Погода в Женеве чем-то напоминала бакинскую в самую благодатную пору. Подует с моря прохладный ветерок и успокоит тебя, обласкает. Немного таких дней бывает в Баку, но бывает.
— О, какой у нас сегодня гость! — всплеснула руками Надежда Константиновна, когда Ольминский представил ей Васильева, и так это у нее получилось просто, по-русски сердечно, что Васильев сразу почувствовал себя здесь свободно.
— Помилуйте, Надежда Константиновна, какой я гость!
— Самый дорогой, Михаил Иванович. И не скромничайте, пожалуйста, не надо. Ведь вы из России, а что для нас может быть интереснее и желаннее? Да к тому же Владимир Ильич о вас наслышан, за бакинские дела назвал даже воинствующим интернационалистом.
— Ну, уж и воинствующим, — смущенно произнес Васильев. — Впрочем, другими нам быть нынче никак нельзя.
— Владимир Ильич рад был бы услышать эти слова. Ленина долго ждать не пришлось, а когда он услышал, какого гостя привел Ольминский, обрадованно произнес:
— А! Это замечательно! Великолепно! Я скорее хочу услышать рассказ о Баку, — сказал он просто. И тут же, весело рассмеявшись, добавил: — Но прежде всего, извините, руки вымою. Только что общался с меньшевиками, непременно нужно вымыть.
— Володя…
— Ничего, Надюша, Михаил Иванович, кажется, закончил естественный факультет. Он знает, что такое зараза.
— О да, с этой прелестью я знаком уже не как естествоиспытатель, а как революционер.
— Вот видишь, Надюша, а ты боялась, что я сказал что-то не так.

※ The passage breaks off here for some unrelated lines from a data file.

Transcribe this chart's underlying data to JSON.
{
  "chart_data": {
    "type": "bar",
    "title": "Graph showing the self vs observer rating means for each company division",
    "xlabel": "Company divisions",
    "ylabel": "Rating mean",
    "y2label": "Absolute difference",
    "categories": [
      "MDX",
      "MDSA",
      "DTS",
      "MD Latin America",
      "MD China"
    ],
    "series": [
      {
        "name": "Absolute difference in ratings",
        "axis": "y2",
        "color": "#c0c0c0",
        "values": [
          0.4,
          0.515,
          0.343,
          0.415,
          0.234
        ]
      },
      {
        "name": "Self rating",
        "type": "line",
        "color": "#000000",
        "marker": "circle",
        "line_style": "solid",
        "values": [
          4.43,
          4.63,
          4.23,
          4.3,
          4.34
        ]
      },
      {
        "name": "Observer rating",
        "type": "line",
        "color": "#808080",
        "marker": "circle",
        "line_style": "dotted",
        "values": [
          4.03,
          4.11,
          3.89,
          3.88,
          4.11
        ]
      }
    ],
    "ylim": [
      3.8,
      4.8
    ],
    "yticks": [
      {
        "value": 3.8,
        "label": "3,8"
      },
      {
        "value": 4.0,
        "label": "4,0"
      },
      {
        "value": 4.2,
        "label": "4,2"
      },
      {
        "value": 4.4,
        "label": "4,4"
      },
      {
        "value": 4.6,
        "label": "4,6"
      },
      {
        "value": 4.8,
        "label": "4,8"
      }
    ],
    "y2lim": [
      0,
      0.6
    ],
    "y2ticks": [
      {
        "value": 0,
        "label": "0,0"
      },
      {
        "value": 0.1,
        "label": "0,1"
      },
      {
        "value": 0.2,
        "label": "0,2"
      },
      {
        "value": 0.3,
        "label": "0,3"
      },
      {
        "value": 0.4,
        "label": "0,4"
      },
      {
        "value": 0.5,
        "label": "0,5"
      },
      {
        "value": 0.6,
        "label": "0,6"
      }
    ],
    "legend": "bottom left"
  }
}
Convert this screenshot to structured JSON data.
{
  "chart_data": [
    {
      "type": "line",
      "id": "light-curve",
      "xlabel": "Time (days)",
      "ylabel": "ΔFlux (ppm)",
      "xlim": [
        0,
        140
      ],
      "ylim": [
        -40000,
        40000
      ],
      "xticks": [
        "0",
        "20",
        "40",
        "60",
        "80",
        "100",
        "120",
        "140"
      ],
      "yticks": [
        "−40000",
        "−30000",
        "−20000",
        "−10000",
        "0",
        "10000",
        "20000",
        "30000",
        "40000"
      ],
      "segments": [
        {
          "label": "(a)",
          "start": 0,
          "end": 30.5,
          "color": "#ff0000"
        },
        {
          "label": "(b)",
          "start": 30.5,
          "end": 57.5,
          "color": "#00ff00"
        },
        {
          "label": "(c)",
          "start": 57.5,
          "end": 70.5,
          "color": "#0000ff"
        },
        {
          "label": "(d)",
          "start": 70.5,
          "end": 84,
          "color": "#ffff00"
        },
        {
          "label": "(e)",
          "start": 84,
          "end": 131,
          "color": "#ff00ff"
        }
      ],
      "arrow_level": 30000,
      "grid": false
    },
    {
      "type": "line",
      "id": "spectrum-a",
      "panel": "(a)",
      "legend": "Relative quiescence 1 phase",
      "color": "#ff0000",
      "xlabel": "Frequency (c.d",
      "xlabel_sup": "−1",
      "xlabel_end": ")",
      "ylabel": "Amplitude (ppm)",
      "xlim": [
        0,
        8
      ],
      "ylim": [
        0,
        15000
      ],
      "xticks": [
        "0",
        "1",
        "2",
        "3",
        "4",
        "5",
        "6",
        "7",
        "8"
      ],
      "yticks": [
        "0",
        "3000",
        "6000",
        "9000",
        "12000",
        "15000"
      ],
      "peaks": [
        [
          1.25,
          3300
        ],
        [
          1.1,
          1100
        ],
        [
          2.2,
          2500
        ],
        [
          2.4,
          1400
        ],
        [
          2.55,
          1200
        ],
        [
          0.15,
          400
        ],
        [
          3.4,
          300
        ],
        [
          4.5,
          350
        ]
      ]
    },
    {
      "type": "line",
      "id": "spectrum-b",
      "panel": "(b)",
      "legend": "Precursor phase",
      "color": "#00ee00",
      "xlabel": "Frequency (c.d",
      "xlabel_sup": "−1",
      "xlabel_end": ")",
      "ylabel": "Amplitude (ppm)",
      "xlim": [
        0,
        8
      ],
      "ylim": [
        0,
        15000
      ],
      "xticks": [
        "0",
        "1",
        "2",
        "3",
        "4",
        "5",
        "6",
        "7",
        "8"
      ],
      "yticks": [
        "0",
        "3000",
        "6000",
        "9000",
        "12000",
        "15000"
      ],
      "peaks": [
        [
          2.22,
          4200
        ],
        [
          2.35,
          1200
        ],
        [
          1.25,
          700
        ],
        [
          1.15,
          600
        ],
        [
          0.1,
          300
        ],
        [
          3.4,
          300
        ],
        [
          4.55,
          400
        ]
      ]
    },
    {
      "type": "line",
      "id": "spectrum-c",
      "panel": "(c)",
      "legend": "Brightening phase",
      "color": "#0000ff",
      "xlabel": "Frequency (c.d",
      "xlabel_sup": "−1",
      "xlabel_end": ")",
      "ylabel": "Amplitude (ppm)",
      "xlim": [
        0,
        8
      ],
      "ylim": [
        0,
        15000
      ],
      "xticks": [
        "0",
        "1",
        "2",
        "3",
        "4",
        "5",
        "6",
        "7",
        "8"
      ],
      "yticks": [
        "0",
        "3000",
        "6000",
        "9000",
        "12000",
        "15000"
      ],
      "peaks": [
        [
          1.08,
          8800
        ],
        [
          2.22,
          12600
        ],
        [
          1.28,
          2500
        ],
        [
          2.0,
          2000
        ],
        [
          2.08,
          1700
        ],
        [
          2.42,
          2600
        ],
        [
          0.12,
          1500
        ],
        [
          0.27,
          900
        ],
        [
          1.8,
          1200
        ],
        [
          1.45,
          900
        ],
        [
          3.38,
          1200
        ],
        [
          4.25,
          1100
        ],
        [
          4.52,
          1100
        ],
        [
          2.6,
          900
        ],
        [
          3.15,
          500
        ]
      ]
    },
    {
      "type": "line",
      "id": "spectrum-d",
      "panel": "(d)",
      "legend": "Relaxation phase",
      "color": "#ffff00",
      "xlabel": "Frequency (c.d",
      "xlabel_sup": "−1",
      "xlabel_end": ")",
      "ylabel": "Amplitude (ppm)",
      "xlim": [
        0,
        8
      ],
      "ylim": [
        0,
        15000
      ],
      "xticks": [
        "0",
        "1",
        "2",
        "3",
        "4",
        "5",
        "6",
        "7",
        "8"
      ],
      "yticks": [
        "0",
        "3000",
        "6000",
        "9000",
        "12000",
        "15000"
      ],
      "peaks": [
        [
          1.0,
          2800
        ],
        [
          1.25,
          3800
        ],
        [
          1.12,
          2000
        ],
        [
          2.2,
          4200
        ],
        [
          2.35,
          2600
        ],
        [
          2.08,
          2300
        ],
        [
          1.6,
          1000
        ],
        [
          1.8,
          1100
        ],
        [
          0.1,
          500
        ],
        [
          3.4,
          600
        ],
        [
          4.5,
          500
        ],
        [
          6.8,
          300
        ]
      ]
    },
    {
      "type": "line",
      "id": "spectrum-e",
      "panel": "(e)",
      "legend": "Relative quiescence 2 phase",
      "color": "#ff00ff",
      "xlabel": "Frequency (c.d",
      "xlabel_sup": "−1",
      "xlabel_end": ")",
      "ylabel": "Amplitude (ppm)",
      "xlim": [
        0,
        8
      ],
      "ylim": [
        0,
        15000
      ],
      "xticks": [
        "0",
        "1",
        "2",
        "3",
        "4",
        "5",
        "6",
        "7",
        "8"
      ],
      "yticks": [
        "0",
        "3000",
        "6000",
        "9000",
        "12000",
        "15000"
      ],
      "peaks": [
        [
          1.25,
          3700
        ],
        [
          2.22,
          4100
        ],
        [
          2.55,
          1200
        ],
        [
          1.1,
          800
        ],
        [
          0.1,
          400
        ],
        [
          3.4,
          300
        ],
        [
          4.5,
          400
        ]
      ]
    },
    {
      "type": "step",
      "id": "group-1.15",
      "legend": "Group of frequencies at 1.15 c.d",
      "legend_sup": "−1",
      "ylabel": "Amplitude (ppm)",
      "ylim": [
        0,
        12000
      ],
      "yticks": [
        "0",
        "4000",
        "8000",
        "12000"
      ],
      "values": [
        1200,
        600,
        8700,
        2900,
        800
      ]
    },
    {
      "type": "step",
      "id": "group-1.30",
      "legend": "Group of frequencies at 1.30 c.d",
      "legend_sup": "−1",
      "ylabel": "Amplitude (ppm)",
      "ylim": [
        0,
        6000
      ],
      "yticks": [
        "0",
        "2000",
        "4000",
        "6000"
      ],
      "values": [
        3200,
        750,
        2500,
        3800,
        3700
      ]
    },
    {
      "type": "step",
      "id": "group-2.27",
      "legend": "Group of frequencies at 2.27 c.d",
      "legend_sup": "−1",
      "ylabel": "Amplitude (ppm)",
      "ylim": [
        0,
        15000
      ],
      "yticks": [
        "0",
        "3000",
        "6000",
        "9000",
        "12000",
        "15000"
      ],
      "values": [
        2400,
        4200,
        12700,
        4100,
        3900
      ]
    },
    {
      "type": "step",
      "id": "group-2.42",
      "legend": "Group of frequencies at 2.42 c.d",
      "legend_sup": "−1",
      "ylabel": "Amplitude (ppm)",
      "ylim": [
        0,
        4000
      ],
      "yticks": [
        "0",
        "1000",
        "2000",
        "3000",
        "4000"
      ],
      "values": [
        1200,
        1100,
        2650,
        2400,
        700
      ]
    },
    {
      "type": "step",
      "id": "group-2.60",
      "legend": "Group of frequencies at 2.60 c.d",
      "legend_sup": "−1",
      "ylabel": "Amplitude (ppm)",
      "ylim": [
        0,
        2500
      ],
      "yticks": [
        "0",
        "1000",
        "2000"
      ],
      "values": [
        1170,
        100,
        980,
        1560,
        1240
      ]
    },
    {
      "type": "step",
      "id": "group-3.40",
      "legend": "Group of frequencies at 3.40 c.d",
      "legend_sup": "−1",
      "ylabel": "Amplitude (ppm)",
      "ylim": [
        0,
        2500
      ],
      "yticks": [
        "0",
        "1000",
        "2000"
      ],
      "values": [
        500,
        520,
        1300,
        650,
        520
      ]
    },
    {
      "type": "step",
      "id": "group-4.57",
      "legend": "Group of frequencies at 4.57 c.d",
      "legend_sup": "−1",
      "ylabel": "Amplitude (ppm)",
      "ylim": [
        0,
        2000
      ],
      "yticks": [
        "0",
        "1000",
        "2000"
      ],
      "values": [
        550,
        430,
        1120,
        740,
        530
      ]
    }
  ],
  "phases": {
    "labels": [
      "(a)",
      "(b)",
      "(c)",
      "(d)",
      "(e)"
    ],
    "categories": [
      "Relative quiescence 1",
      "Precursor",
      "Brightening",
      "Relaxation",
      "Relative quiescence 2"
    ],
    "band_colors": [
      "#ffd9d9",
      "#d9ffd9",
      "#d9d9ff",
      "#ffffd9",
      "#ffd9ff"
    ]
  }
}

— А знаете Михаил Иванович, мне пришла в голову интересная мысль, — оживленно заговорил Владимир Ильич вернувшись, — Васильев — это звучит хорошо, но мало. Коротко. На Руси все выдающиеся полководцы получали в знак побед своих вторую фамилию. Суворов, если мне память не изменяет, Рымникский, Румянцев, изволите ли видеть, Задунайский, даже Потемкин и тот Таврический. А чем же вы хуже, милостивый государь? Михаил Иванович, ценитель шутки, рассмеялся.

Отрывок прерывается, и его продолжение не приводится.